The U.S. eugenics movement fueled Nazi Germany’s quest for racial cleansing,
“But neither scientists nor the public connected U.S. laws to German atrocities. Fifty years after Buck, more than a dozen compulsory sterilization laws were still in force, and surgeries were documented in institutions as late as 1979. Far from being a legal dead letter, Buck has never been overturned.”
German scientists actually worked closely with American scientists in the development of their own eugenics movement, which of course was the foundation for the Holocaust. At the Nuremberg trials, Buck was referred to again and again in defense of the Nazi’s genocide.
It is hard to imagine in this day and age people being forcibly surgically sterilized for any of the reasons that were seen as completely justified and reasonable back in the day. And yet, despite astronomical leaps in scientific knowledge and supposedly progressive social views, minorities, people living in poverty, and people with disabilities are still marginalized and even targeted for elimination now. Knowing the history of eugenics in the U.S., it is impossible not to believe that modern-day prenatal screenings, designed specifically to target and weed out certain disabilities, is tied to eugenics.
“In the shadow of the Holocaust and in the light of Carrie Buck’s saga, eugenics is now almost universally considered a dirty word.

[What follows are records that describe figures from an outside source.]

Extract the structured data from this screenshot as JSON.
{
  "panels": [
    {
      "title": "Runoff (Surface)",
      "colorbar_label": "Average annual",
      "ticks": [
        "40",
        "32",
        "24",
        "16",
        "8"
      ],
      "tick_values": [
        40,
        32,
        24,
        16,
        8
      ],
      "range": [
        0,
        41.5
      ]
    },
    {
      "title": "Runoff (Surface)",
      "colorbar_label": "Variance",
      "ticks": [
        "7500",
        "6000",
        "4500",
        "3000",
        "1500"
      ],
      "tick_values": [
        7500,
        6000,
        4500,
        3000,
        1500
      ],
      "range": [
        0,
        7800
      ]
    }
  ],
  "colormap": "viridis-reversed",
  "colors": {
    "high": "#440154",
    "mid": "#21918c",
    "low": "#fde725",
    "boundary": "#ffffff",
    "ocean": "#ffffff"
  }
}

But many of our motives today are no different from those of the Buck era: we continue to hope that science can be used to improve the human condition. We all want to eradicate disease; we all hope to have healthy children. We all also want lower taxes. Whether or not we use the word eugenics to describe those motives, we must recognize their power, both in historical context as well as today.”
“Today we can diagnose some forms of deafness, blindness, and cancer as well as numerous other diseases, where we know the genes that lead to disease and we can reliably predict its onset. The search for the cause of mental retardation has not abated since the time of Buck, and many genetic markers for cognitive impairments remain under study. How much does it matter if we use a technique – less troubling to some than coercive surgery – to “cleanse the germ plasm,” as the eugenicists would have said? Does our embrace of techniques such as preimplantation selection of “normal” fetuses or prenatal genetic diagnosis and selective abortion make our motives in “eradicating defects” less suspect? Our modern emphasis on autonomy as a principle important to both law and ethics does not free us from the hard questions posed by our newest technology.”
Three Generations, No Imbeciles is an unflinching look at a chapter in our history that still reverberates today. Utterly fascinating and ultimately unsettling, this should be required reading in every U.S. History classroom.